Sports Journalism Blog

By Caleb Lynn | @CalebLynn1

Sports Capital Journalism Program

INDIANAPOLIS – In the past four years, a 13th-seeded team never won a game in the Big Ten Women’s Basketball Tournament. On Thursday, Wisconsin did it for the second consecutive day.

The Badgers defeated fifth-seeded Ohio State, 73-63, for their fifth victory in the last ten conference tournaments and will have a chance to advance to a semifinal for the first time since 2010.

Wisconsin (15-17) will meet fourth-seeded Michigan in the second game of the afternoon quarterfinal doubleheader on Friday.

Before Wisconsin’s first-round victory over Penn State, No. 13 teams had lost the four previous games since the addition of Rutgers and Maryland expanded the field in 2015.

The Badgers committed just five turnovers, which equaled the fewest in a game in program history and tied the fewest in a game in Big Ten tournament history.

Wisconsin senior forwards Kelly Karlis and Marsha Howard were able to deliver in huge moments that gave the Badgers the upper hand. Karlis led Wisconsin with a career-high 24 points. Howard equaled her career high with 23 points and had 11 rebounds. The Badgers, who trailed by as many as 13 points, dominated the second half by outscoring Ohio State, 51-31.

“I thought we gained strength from our defense today,” said Wisconsin coach Jonathan Tsipis. “…Last week we scored 50 points against Ohio State in a game, and we get 51 in the second half. You could just see the confidence building and building.”

Ohio State (14-14) the 2018 tournament champion, failed to reach a quarterfinal game for the first time in 25 Big Ten tournaments. The Buckeyes had reached the semifinal round in the past five tournaments, including two championship game appearances. “We’ve had success at this tournament, and we didn’t have it today,” said Ohio State coach Kevin McGuff. “But as I told them, we didn’t play hard enough in the second half, and you don’t get a chance to do it over.”
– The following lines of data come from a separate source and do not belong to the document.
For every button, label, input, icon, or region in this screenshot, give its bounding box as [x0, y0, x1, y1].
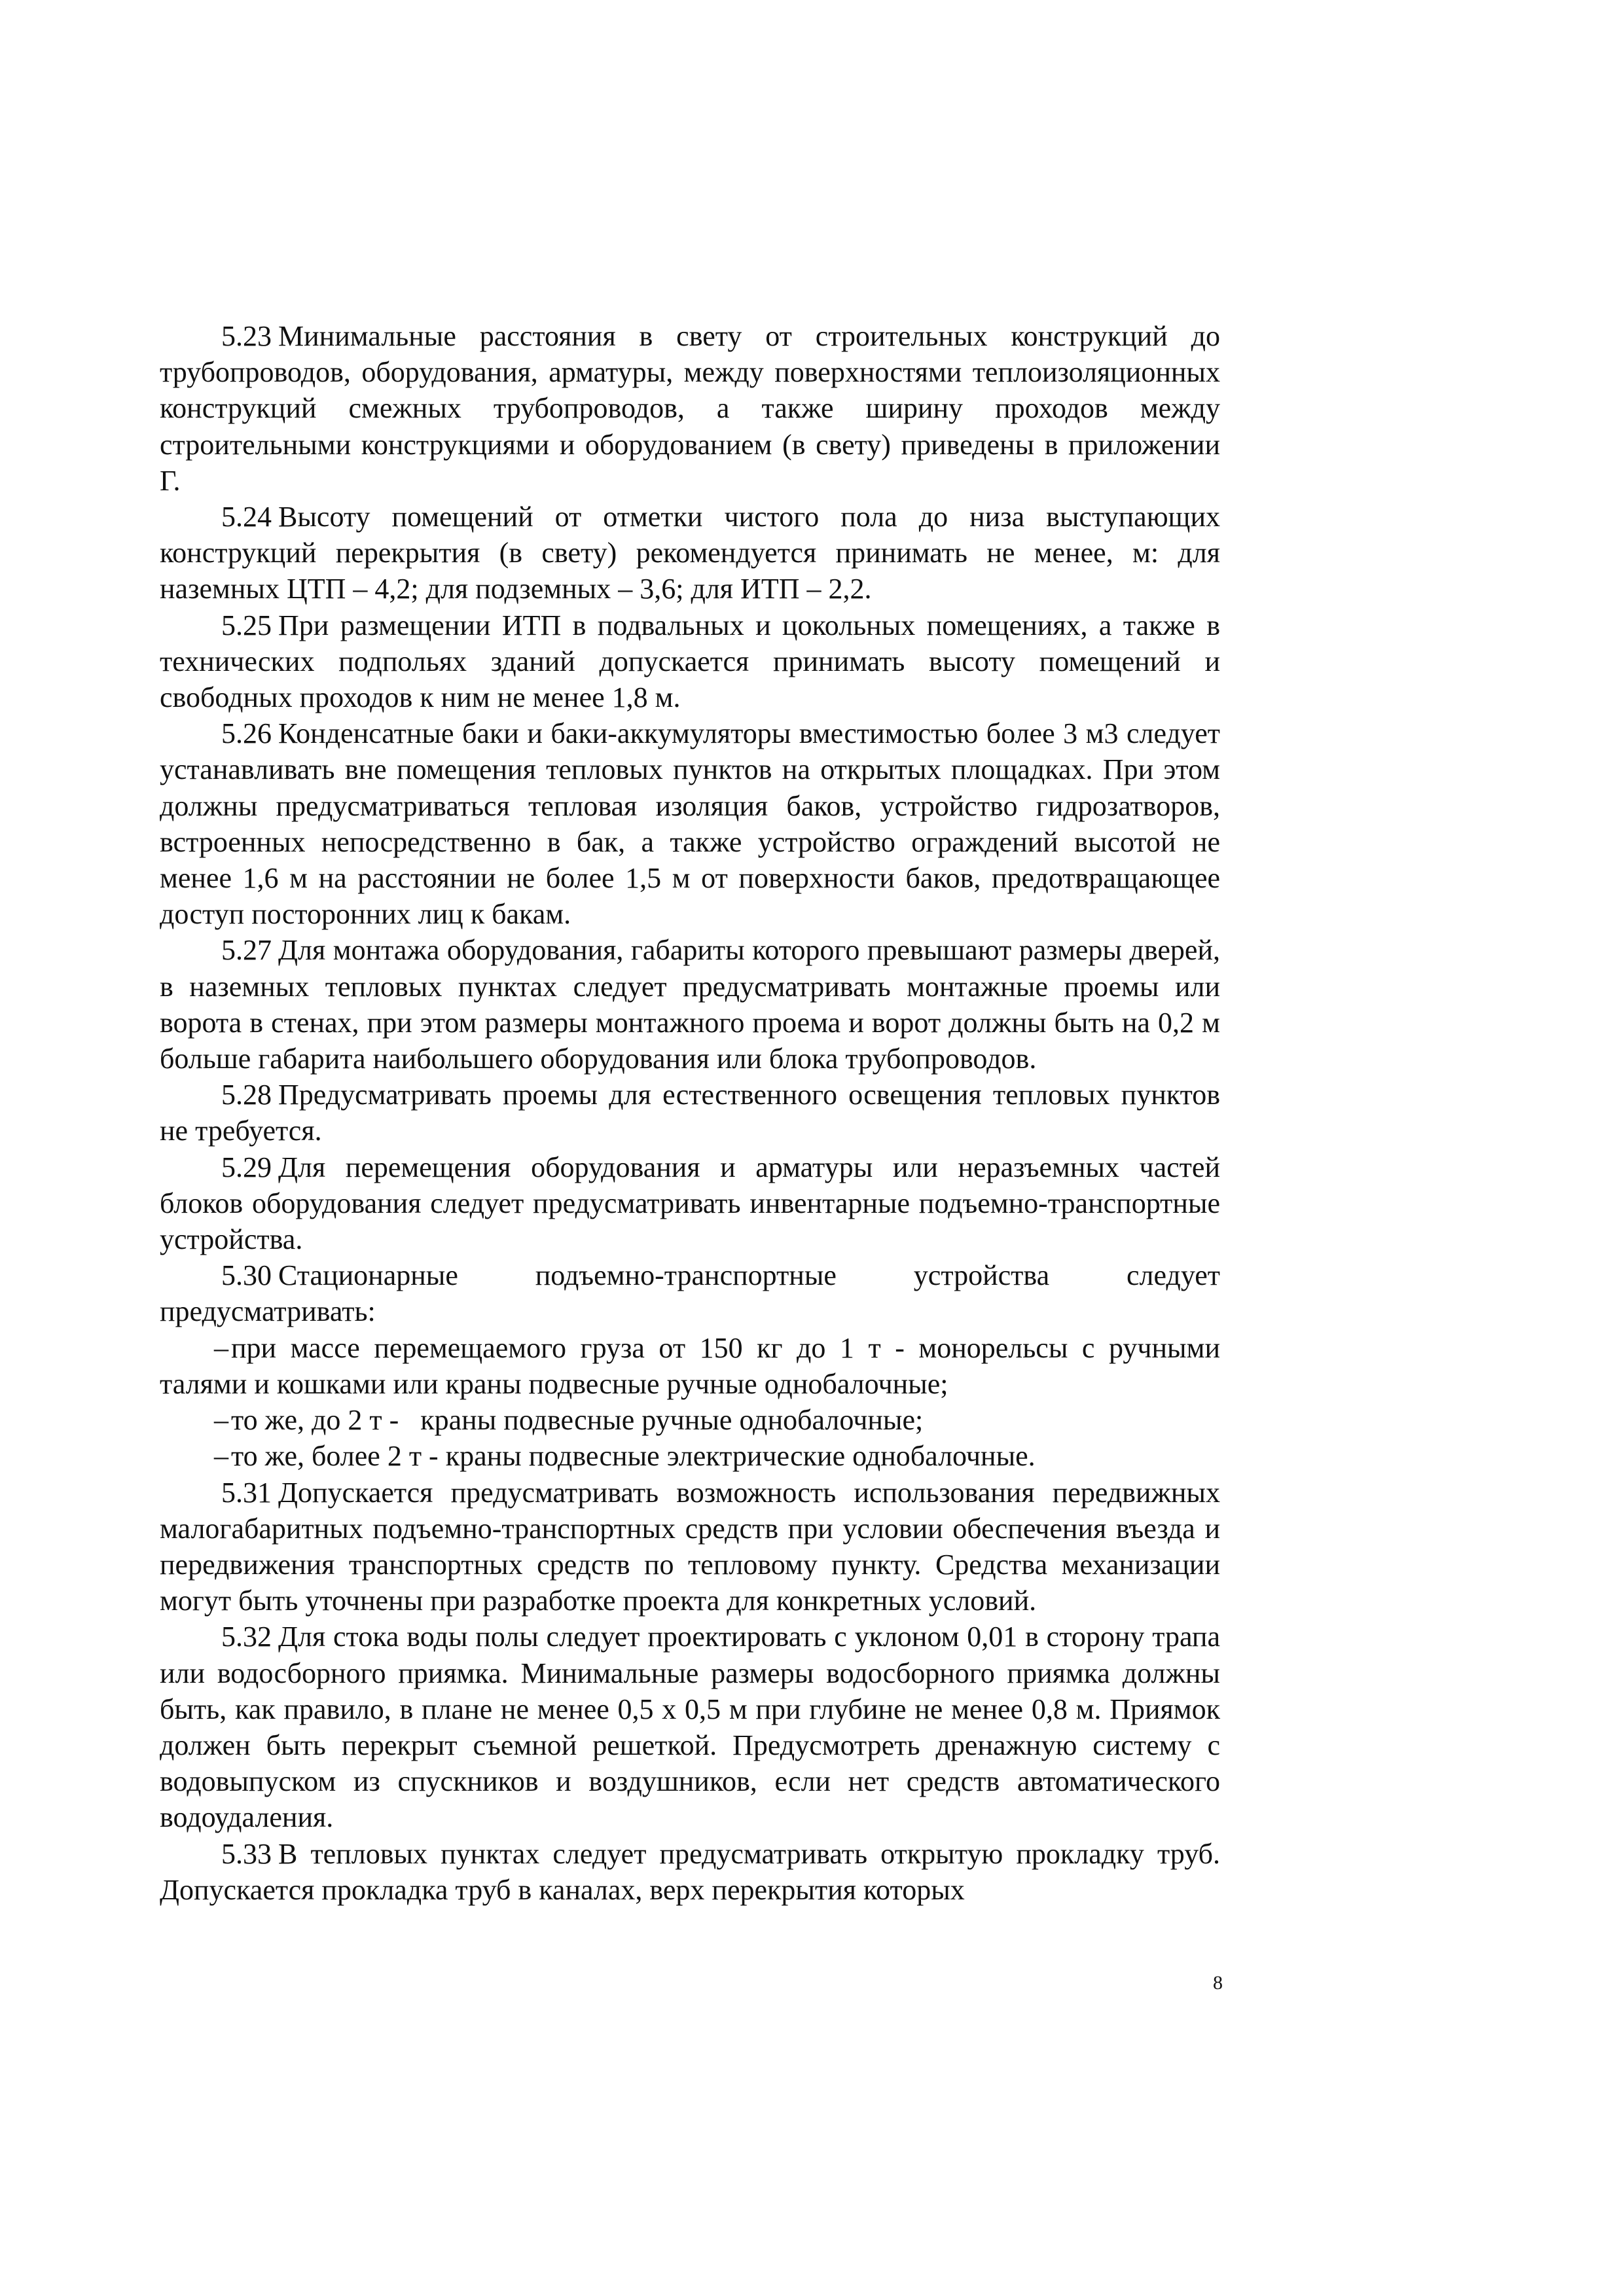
- paragraph-5-33: [160, 1836, 1220, 1908]
- paragraph-text: В тепловых пунктах следует предусматривать открытую прокладку труб. Допускается прокладка труб в каналах, верх перекрытия которых: [160, 1837, 1220, 1906]
- paragraph-number: 5.32: [221, 1621, 272, 1653]
- page-number: 8: [1213, 1972, 1223, 1994]
- paragraph-5-29: [160, 1149, 1220, 1258]
- paragraph-text: Конденсатные баки и баки-аккумуляторы вместимостью более 3 м3 следует устанавливать вне помещения тепловых пунктов на открытых площадках. При этом должны предусматриваться тепловая изоляция баков, устройство гидрозатворов, встроенных непосредственно в бак, а также устройство ограждений высотой не менее 1,6 м на расстоянии не более 1,5 м от поверхности баков, предотвращающее доступ посторонних лиц к бакам.: [160, 717, 1220, 931]
- paragraph-number: 5.25: [221, 609, 272, 641]
- dash-marker: –: [214, 1440, 228, 1473]
- paragraph-text: Для стока воды полы следует проектировать с уклоном 0,01 в сторону трапа или водосборного приямка. Минимальные размеры водосборного приямка должны быть, как правило, в плане не менее 0,5 х 0,5 м при глубине не менее 0,8 м. Приямок должен быть перекрыт съемной решеткой. Предусмотреть дренажную систему с водовыпуском из спускников и воздушников, если нет средств автоматического водоудаления.: [160, 1621, 1220, 1834]
- paragraph-5-24: [160, 499, 1220, 607]
- document-body: [160, 318, 1220, 1908]
- paragraph-text: Высоту помещений от отметки чистого пола до низа выступающих конструкций перекрытия (в свету) рекомендуется принимать не менее, м: для наземных ЦТП – 4,2; для подземных – 3,6; для ИТП – 2,2.: [160, 501, 1220, 605]
- paragraph-number: 5.33: [221, 1837, 272, 1870]
- list-item: [160, 1330, 1220, 1402]
- paragraph-5-23: [160, 318, 1220, 499]
- paragraph-text: Минимальные расстояния в свету от строительных конструкций до трубопроводов, оборудования, арматуры, между поверхностями теплоизоляционных конструкций смежных трубопроводов, а также ширину проходов между строительными конструкциями и оборудованием (в свету) приведены в приложении Г.: [160, 320, 1220, 497]
- list-item-text: то же, до 2 т - краны подвесные ручные однобалочные;: [231, 1404, 924, 1437]
- list-item: [160, 1402, 1220, 1438]
- paragraph-5-28: [160, 1077, 1220, 1149]
- paragraph-5-31: [160, 1475, 1220, 1619]
- paragraph-number: 5.26: [221, 717, 272, 750]
- dash-marker: –: [214, 1331, 228, 1364]
- paragraph-number: 5.27: [221, 934, 272, 967]
- paragraph-5-32: [160, 1619, 1220, 1835]
- list-item: [160, 1438, 1220, 1474]
- paragraph-number: 5.30: [221, 1259, 272, 1292]
- paragraph-number: 5.24: [221, 501, 272, 533]
- dash-marker: –: [214, 1404, 228, 1437]
- paragraph-text: Предусматривать проемы для естественного освещения тепловых пунктов не требуется.: [160, 1079, 1220, 1147]
- paragraph-number: 5.29: [221, 1151, 272, 1183]
- paragraph-5-30: [160, 1257, 1220, 1329]
- paragraph-5-25: [160, 607, 1220, 716]
- paragraph-text: При размещении ИТП в подвальных и цокольных помещениях, а также в технических подпольях зданий допускается принимать высоту помещений и свободных проходов к ним не менее 1,8 м.: [160, 609, 1220, 714]
- paragraph-number: 5.28: [221, 1079, 272, 1111]
- paragraph-text: Стационарные подъемно-транспортные устройства следует предусматривать:: [160, 1259, 1220, 1328]
- list-item-text: то же, более 2 т - краны подвесные электрические однобалочные.: [231, 1440, 1036, 1473]
- paragraph-text: Для монтажа оборудования, габариты которого превышают размеры дверей, в наземных тепловых пунктах следует предусматривать монтажные проемы или ворота в стенах, при этом размеры монтажного проема и ворот должны быть на 0,2 м больше габарита наибольшего оборудования или блока трубопроводов.: [160, 934, 1220, 1075]
- paragraph-number: 5.23: [221, 320, 272, 352]
- list-item-text: при массе перемещаемого груза от 150 кг до 1 т - монорельсы с ручными талями и кошками или краны подвесные ручные однобалочные;: [160, 1331, 1220, 1400]
- paragraph-5-26: [160, 715, 1220, 932]
- paragraph-number: 5.31: [221, 1476, 272, 1509]
- paragraph-text: Для перемещения оборудования и арматуры или неразъемных частей блоков оборудования следует предусматривать инвентарные подъемно-транспортные устройства.: [160, 1151, 1220, 1256]
- paragraph-5-27: [160, 932, 1220, 1077]
- paragraph-text: Допускается предусматривать возможность использования передвижных малогабаритных подъемно-транспортных средств при условии обеспечения въезда и передвижения транспортных средств по тепловому пункту. Средства механизации могут быть уточнены при разработке проекта для конкретных условий.: [160, 1476, 1220, 1617]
Ohio State freshman guard Dorka Juhasz had 16 rebounds, which tied for the ninth-highest total in tournament history. Juhasz scored 10 points on 2-for-6 shooting.

Karlis delivered every time Wisconsin needed a bucket, making seven of 12 shots including all four 3-point shots. In the first-round game against Penn State, Karlis made just two of nine shots, but she did not back down when they needed her the most.

“Coach always believes in us,” Karlis said, “We were all calm, cool, and collected and we knew we had some fight in us.”

Howard made just three of 11 shots in the first half, but like Karlis, she was not giving up on her team. In Howard’s mind, it was all about advancing to the quarterfinals.

“We knew we could do it,” she said, “Our heads were held high and we just talked about one stop, one basket.”

Tsipis added that in the first half the Badgers were taking too many jump shots and the credit should go to Ohio State for that. But in the second half, the goal was to tell his players to think about getting three stops in a row and then go from there.

Based on the stats, it seemed as if his players were able to get the message. Ohio State made 41.4 percent of its shots in the first half and 29.4 percent after halftime. Wisconsin, a 39.5-percent shooting team this season, made 15-of-27, or 55 percent, in the second half.

“It’s a competitive conference,” Howard said. “It’s what I live for. The love and the will that I have for this game is just tremendous, and to be able to be here with these ladies and these coaches, to be able to fight to the finish and finish out strong as a senior, it means a lot.”